Can you increase HGH naturally?

Deep sleep and intense exercise produce the body's own growth hormone pulses. Here is what helps, what does not, and what to expect.

Your body already makes growth hormone in pulses, with the largest release during deep, slow-wave sleep. That makes consistent, sufficient sleep the single most important lever. Protecting your sleep schedule and your deepest sleep stages supports the natural overnight pulse.

Exercise is the other reliable trigger. Intense resistance training and high-intensity intervals produce short-term increases in growth hormone. These are normal physiological responses, not large or lasting changes, and they happen whether or not you take a supplement.

Keeping body fat in a healthy range helps too, since higher body fat is linked with lower growth hormone output. Avoiding large, sugary meals right before bed may also help, because a sharp rise in insulin can blunt the overnight release.

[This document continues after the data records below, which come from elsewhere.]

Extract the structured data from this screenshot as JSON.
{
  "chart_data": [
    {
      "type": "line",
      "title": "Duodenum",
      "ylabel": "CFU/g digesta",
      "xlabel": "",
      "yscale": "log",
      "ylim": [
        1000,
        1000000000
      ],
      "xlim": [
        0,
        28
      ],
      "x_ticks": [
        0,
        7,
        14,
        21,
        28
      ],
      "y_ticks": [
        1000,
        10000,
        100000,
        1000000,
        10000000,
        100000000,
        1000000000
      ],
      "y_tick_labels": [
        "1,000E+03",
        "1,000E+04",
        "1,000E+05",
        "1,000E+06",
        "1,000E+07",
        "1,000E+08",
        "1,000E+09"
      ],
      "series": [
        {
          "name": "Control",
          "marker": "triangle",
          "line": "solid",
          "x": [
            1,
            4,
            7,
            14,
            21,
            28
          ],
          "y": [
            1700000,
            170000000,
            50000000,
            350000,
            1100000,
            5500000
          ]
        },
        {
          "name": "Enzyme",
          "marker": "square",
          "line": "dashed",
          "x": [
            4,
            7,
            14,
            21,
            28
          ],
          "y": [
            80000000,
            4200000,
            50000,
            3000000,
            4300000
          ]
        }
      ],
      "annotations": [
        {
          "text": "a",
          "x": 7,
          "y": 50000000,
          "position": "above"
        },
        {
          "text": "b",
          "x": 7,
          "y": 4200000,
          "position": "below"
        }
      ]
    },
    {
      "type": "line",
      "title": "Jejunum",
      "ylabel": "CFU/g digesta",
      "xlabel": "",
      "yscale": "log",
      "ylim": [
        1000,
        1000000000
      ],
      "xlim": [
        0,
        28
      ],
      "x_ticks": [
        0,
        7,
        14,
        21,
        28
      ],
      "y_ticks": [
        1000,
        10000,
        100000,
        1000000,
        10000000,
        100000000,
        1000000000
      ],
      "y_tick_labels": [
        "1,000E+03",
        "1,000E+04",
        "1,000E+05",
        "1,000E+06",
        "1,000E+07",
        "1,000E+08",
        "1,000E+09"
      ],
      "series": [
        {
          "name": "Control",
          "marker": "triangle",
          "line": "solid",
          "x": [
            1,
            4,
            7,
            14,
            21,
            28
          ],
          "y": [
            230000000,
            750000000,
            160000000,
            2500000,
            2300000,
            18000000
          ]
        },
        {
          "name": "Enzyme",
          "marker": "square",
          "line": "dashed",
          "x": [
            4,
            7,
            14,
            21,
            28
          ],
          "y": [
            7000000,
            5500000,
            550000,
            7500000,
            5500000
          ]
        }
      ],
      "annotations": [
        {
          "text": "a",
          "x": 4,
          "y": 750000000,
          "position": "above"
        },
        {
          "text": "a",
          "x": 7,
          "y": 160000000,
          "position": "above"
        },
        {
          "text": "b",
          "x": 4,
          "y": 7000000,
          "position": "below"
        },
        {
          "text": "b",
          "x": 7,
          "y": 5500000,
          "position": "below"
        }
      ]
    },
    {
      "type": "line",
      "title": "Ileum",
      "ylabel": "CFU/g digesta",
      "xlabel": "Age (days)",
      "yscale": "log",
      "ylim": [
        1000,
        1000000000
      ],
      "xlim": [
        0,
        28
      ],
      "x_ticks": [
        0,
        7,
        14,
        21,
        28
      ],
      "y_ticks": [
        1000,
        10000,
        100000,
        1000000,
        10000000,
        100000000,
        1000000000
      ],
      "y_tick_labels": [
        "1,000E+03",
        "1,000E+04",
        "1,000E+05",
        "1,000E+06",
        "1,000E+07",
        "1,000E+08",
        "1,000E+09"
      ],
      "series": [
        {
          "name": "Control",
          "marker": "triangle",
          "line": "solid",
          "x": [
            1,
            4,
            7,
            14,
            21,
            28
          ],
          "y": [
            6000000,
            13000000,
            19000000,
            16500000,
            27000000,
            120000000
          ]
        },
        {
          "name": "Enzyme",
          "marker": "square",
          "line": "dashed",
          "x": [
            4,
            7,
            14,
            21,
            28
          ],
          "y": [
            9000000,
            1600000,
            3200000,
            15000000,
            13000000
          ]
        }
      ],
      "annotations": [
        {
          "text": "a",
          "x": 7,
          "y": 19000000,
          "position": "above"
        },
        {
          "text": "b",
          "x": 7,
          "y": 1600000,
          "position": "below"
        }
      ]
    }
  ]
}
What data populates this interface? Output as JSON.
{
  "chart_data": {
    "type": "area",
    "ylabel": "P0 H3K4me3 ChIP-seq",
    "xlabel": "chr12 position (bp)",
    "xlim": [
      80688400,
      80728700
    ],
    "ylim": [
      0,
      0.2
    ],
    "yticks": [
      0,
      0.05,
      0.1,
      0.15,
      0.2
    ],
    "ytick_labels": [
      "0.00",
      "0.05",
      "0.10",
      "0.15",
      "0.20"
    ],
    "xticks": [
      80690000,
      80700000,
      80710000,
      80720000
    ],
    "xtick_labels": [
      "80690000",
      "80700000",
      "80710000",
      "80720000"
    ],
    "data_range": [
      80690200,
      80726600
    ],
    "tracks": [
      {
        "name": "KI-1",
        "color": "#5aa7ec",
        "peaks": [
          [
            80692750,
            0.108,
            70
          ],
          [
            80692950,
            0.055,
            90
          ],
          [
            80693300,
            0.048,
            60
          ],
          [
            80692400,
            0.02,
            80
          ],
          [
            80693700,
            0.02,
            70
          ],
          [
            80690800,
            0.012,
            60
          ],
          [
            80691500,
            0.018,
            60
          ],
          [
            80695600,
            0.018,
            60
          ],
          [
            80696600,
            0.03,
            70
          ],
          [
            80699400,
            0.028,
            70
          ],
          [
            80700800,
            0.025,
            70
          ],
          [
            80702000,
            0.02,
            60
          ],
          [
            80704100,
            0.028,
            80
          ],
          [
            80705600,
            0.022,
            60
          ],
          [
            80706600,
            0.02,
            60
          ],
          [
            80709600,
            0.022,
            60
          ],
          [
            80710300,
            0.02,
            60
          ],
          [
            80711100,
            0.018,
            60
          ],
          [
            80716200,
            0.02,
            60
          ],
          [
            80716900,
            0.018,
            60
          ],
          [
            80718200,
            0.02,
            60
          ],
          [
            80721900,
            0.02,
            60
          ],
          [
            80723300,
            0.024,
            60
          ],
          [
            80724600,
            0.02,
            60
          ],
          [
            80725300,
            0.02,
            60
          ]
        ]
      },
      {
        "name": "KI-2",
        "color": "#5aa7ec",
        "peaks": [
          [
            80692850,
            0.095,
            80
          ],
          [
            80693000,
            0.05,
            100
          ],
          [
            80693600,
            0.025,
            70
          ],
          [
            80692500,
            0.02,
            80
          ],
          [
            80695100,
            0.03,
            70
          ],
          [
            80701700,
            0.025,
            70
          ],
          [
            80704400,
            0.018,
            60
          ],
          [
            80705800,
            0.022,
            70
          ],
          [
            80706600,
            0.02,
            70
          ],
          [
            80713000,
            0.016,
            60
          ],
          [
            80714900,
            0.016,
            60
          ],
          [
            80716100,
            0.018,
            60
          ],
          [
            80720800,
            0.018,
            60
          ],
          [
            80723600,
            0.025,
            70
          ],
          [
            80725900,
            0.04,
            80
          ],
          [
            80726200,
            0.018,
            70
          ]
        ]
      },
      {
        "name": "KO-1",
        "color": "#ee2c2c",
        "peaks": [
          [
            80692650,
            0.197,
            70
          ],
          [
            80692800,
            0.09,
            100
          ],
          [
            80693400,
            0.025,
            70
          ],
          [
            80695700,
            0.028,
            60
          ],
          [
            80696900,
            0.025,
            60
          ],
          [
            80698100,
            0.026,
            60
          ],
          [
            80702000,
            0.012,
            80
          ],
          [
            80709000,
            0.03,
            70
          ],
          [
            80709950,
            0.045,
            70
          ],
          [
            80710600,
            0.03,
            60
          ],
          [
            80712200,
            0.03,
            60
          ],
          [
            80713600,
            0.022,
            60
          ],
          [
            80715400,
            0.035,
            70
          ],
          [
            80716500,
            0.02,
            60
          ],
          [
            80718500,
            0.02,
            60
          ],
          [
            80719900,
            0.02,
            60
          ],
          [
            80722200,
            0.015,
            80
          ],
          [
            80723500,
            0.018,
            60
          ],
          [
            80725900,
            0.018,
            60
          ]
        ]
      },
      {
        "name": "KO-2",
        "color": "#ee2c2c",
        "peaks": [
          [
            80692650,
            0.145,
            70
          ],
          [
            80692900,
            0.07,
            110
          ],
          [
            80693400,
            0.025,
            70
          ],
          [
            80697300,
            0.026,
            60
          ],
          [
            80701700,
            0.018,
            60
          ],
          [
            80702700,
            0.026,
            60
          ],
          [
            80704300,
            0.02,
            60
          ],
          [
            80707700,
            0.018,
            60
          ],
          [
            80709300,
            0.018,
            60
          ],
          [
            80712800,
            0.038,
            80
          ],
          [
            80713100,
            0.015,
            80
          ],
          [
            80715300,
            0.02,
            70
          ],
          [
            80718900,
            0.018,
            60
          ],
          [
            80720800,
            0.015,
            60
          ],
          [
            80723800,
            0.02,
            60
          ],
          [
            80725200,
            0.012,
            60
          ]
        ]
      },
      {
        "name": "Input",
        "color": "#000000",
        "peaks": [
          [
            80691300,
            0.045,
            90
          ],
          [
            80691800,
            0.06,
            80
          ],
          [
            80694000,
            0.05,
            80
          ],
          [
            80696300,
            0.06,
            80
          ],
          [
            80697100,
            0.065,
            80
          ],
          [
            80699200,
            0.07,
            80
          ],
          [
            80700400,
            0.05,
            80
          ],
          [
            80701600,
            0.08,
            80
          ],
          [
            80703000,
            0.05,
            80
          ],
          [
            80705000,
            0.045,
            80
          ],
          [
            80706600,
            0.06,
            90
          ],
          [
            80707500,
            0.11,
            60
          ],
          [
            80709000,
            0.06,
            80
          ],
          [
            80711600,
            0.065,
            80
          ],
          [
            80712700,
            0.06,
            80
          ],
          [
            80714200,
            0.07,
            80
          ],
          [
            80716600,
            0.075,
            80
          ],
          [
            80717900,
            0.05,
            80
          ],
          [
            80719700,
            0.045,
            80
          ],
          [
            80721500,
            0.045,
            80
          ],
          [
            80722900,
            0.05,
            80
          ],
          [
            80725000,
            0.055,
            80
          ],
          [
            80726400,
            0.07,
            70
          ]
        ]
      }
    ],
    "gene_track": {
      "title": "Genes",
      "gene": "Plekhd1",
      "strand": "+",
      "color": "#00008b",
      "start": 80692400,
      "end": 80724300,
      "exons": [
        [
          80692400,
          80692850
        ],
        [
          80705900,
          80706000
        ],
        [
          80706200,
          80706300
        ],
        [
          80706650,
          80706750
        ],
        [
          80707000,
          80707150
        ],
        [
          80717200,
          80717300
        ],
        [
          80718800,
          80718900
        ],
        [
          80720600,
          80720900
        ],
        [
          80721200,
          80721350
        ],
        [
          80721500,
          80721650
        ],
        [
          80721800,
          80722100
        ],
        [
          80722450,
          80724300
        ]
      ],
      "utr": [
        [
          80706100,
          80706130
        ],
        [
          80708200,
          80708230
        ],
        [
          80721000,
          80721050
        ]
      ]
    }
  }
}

What does not reliably work is taking amino acids by mouth. Oral arginine, a common ingredient, has not been shown to raise resting growth hormone, and may reduce the exercise response. Focus on sleep and training first, and speak with a doctor before adding supplements.

Sources

This page is general information, not medical advice. Real human growth hormone is a prescription medicine given by injection. Products sold as HGH supplements do not contain growth hormone. Talk to a doctor before starting any supplement, especially if you take medication or have a health condition.